EN DEĞERLİ KİŞİSEL GELİŞİM ÖĞRETİSİ - KENDİ DÜŞÜNCELERİNİZİN GÜCÜNÜ BİLİN - RİCHARD CARLSON - UFAK ŞEYLERİ DERT ETMEYİN

HARİKA KİTAPLARDAN HARİKA ALINTILAR...

LÜTFEN DİKKAT! BU DÜŞÜNCE-DUYGU BAĞLANTISINI MUTLAKA ANLAMAYA ÇALIŞMALIYIZ; TEDAVİ NİTELİĞİ VAR, BANA İNANIN...

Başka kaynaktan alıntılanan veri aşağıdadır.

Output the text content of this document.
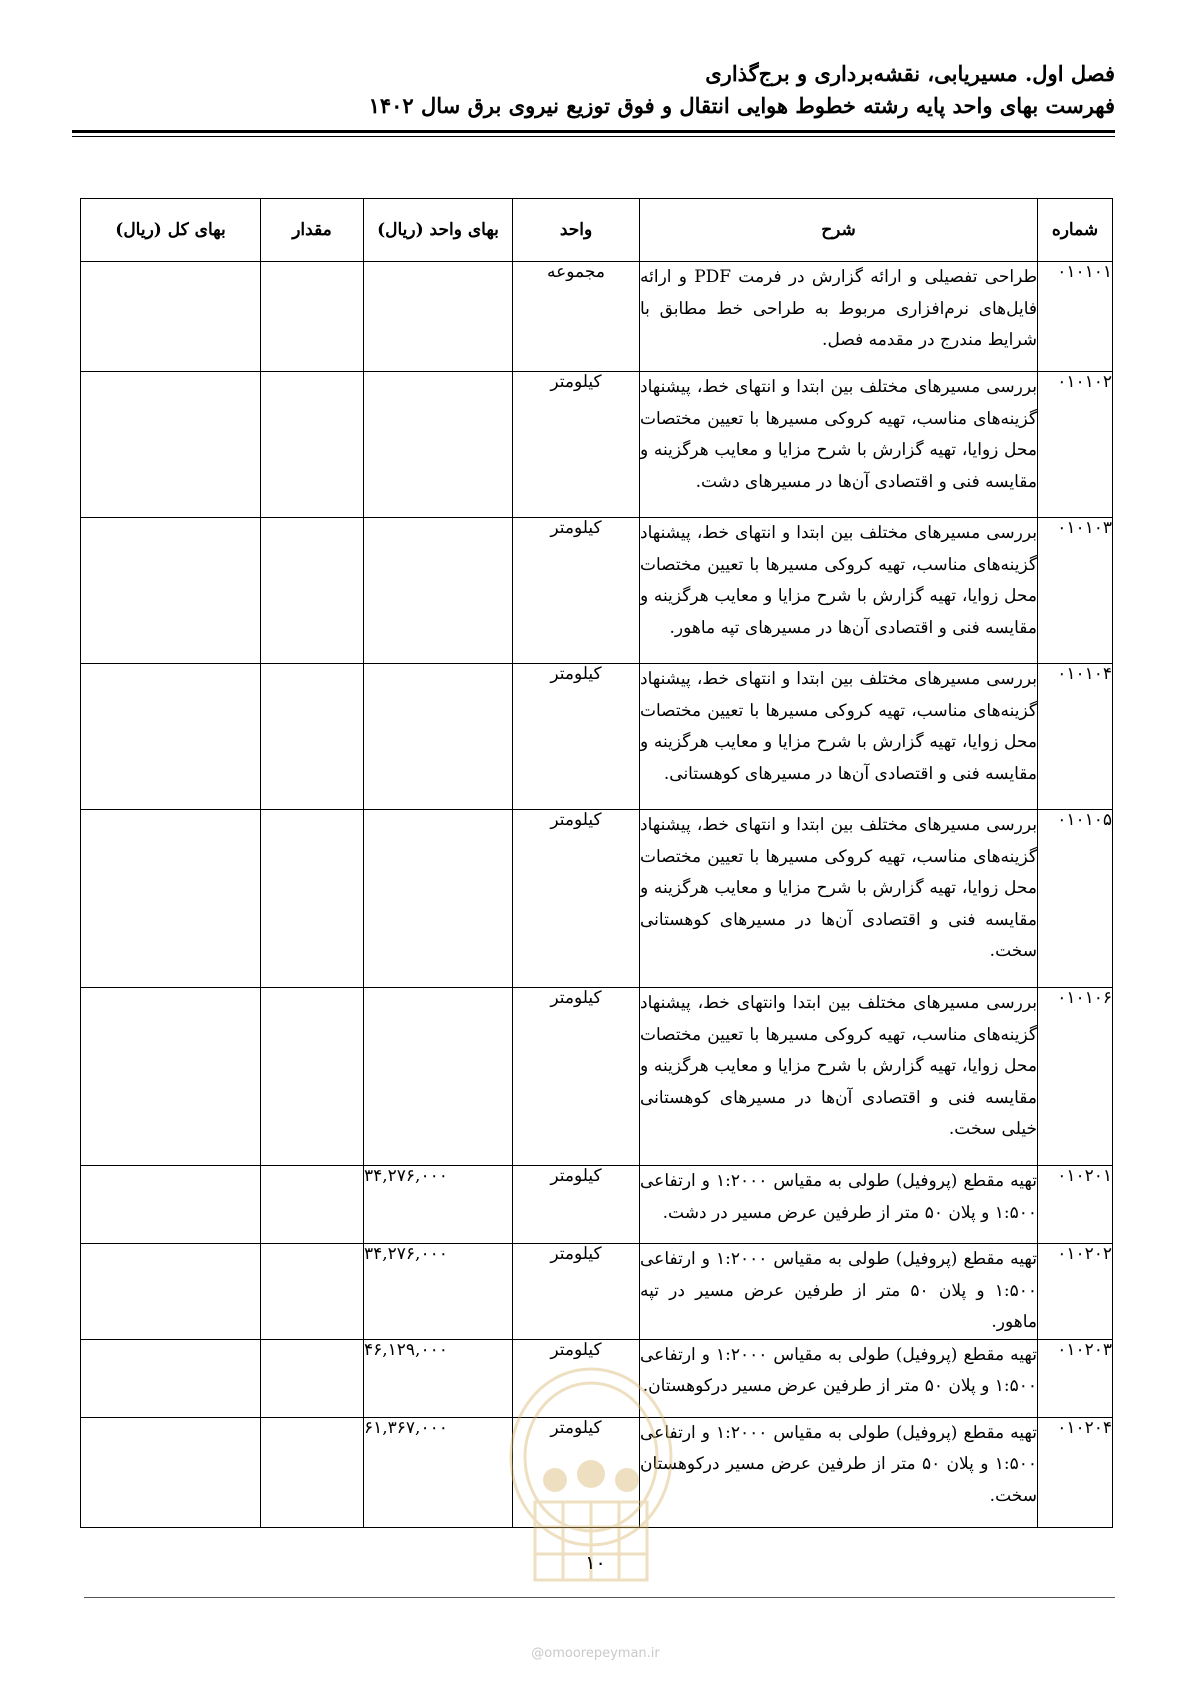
فصل اول. مسیریابی، نقشه‌برداری و برج‌گذاری
فهرست بهای واحد پایه رشته خطوط هوایی انتقال و فوق توزیع نیروی برق سال ۱۴۰۲
شماره	شرح	واحد	بهای واحد (ریال)	مقدار	بهای کل (ریال)
۰۱۰۱۰۱	طراحی تفصیلی و ارائه گزارش در فرمت PDF و ارائه فایل‌های نرم‌افزاری مربوط به طراحی خط مطابق با شرایط مندرج در مقدمه فصل.	مجموعه			
۰۱۰۱۰۲	بررسی مسیرهای مختلف بین ابتدا و انتهای خط، پیشنهاد گزینه‌های مناسب، تهیه کروکی مسیرها با تعیین مختصات محل زوایا، تهیه گزارش با شرح مزایا و معایب هرگزینه و مقایسه فنی و اقتصادی آن‌ها در مسیرهای دشت.	کیلومتر			
۰۱۰۱۰۳	بررسی مسیرهای مختلف بین ابتدا و انتهای خط، پیشنهاد گزینه‌های مناسب، تهیه کروکی مسیرها با تعیین مختصات محل زوایا، تهیه گزارش با شرح مزایا و معایب هرگزینه و مقایسه فنی و اقتصادی آن‌ها در مسیرهای تپه ماهور.	کیلومتر			
۰۱۰۱۰۴	بررسی مسیرهای مختلف بین ابتدا و انتهای خط، پیشنهاد گزینه‌های مناسب، تهیه کروکی مسیرها با تعیین مختصات محل زوایا، تهیه گزارش با شرح مزایا و معایب هرگزینه و مقایسه فنی و اقتصادی آن‌ها در مسیرهای کوهستانی.	کیلومتر			
۰۱۰۱۰۵	بررسی مسیرهای مختلف بین ابتدا و انتهای خط، پیشنهاد گزینه‌های مناسب، تهیه کروکی مسیرها با تعیین مختصات محل زوایا، تهیه گزارش با شرح مزایا و معایب هرگزینه و مقایسه فنی و اقتصادی آن‌ها در مسیرهای کوهستانی سخت.	کیلومتر			
۰۱۰۱۰۶	بررسی مسیرهای مختلف بین ابتدا وانتهای خط، پیشنهاد گزینه‌های مناسب، تهیه کروکی مسیرها با تعیین مختصات محل زوایا، تهیه گزارش با شرح مزایا و معایب هرگزینه و مقایسه فنی و اقتصادی آن‌ها در مسیرهای کوهستانی خیلی سخت.	کیلومتر			
۰۱۰۲۰۱	تهیه مقطع (پروفیل) طولی به مقیاس ۱:۲۰۰۰ و ارتفاعی ۱:۵۰۰ و پلان ۵۰ متر از طرفین عرض مسیر در دشت.	کیلومتر	۳۴,۲۷۶,۰۰۰		
۰۱۰۲۰۲	تهیه مقطع (پروفیل) طولی به مقیاس ۱:۲۰۰۰ و ارتفاعی ۱:۵۰۰ و پلان ۵۰ متر از طرفین عرض مسیر در تپه ماهور.	کیلومتر	۳۴,۲۷۶,۰۰۰		
۰۱۰۲۰۳	تهیه مقطع (پروفیل) طولی به مقیاس ۱:۲۰۰۰ و ارتفاعی ۱:۵۰۰ و پلان ۵۰ متر از طرفین عرض مسیر درکوهستان.	کیلومتر	۴۶,۱۲۹,۰۰۰		
۰۱۰۲۰۴	تهیه مقطع (پروفیل) طولی به مقیاس ۱:۲۰۰۰ و ارتفاعی ۱:۵۰۰ و پلان ۵۰ متر از طرفین عرض مسیر درکوهستان سخت.	کیلومتر	۶۱,۳۶۷,۰۰۰		
۱۰
@omoorepeyman.ir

Richard Carlson - Ufak Şeyleri dert etmeyin - 92. madde

Eğer sadece bir tek zihinsel dinamiğin bilincinde olabilseydiniz, bilmeniz gereken en önemli şey düşüncelerinizle duygularınız arasındaki ilişki olurdu.
Hiç ara vermeden düşündüğünüzü bilmek çok önemlidir. "Zaten bunun farkındayım," diyerek kendinizi kandırmayın! Bir an için solumanızı düşünün. Soluk alıp veriyor olduğunuz, bu satırları okuduğunuz ana kadar aklınızdan bile geçmiyordu. İşin aslı, soluksuz kalmadığınız taktirde, bu işi yapmakta olduğunuzun farkında bile değilsinizdir.
Düşünmek de bunun gibidir. Sürekli düşündüğünüz için bunu yaptığınızı unutmak çok kolaydır ve hiç aklınıza gelmez. Ne var ki, solumanın tersine, düşünmekte olduğunuzu unutmak yaşamınızda mutsuzluk, öfke, iç çatışmalar ve stres gibi önemli sorunlara yol açabilir. Bunun nedeni, düşündüklerinizin size daima bir duygu biçiminde geri dönmesidir; aralarında burun buruna bir ilişki vardır. Önce öfkeli düşünceler üretmeden, birisine kızmayı deneyin! Tamam, şimdi sizi strese sokacak şeyler düşünmeden strese girmeyi deneyin... ya da, üzecek şeyler düşünmeden üzülmeyi, veya, kıskanmayı düşünmeden kıskanmayı deneyin. Yapamazsınız, çünkü mümkün değildir. Bir duyguyu yaşayabilmek için önce o duyguyu yaratacak bir düşünce üretmeniz gerekir. Mutsuzluk kendi kendine doğup var olamaz. Mutsuzluk, yaşamınız üzerindeki olumsuz düşüncelere eşlik eden duygudur. Bu düşünce yokken mutsuzluk, stres, ya da, kıskançlık da var olamaz. Olumsuz duygularınızı barındıran, sizin kendi düşünme tarzınızdan başka bir şey değildir. Bir daha moraliniz bozuk olduğunda, ne düşündüğünüze dikkat edin... Mutlaka olumsuzdur. Yaşamınızın değil, sadece düşünme tarzınızın olumsuz olduğunu kendinize hatırlatın. Bu kadar basit bir bilinçlenme sizi tekrar mutluluğa giden yola oturtabilir. Bunun için biraz alıştırma yapmanız gerekecektir tabii, ama sonunda pikniğe gittiğiniz zaman üstünüze gelen sinekleri savar gibi, olumsuz düşüncelerinizi de savmayı başaracaksınız."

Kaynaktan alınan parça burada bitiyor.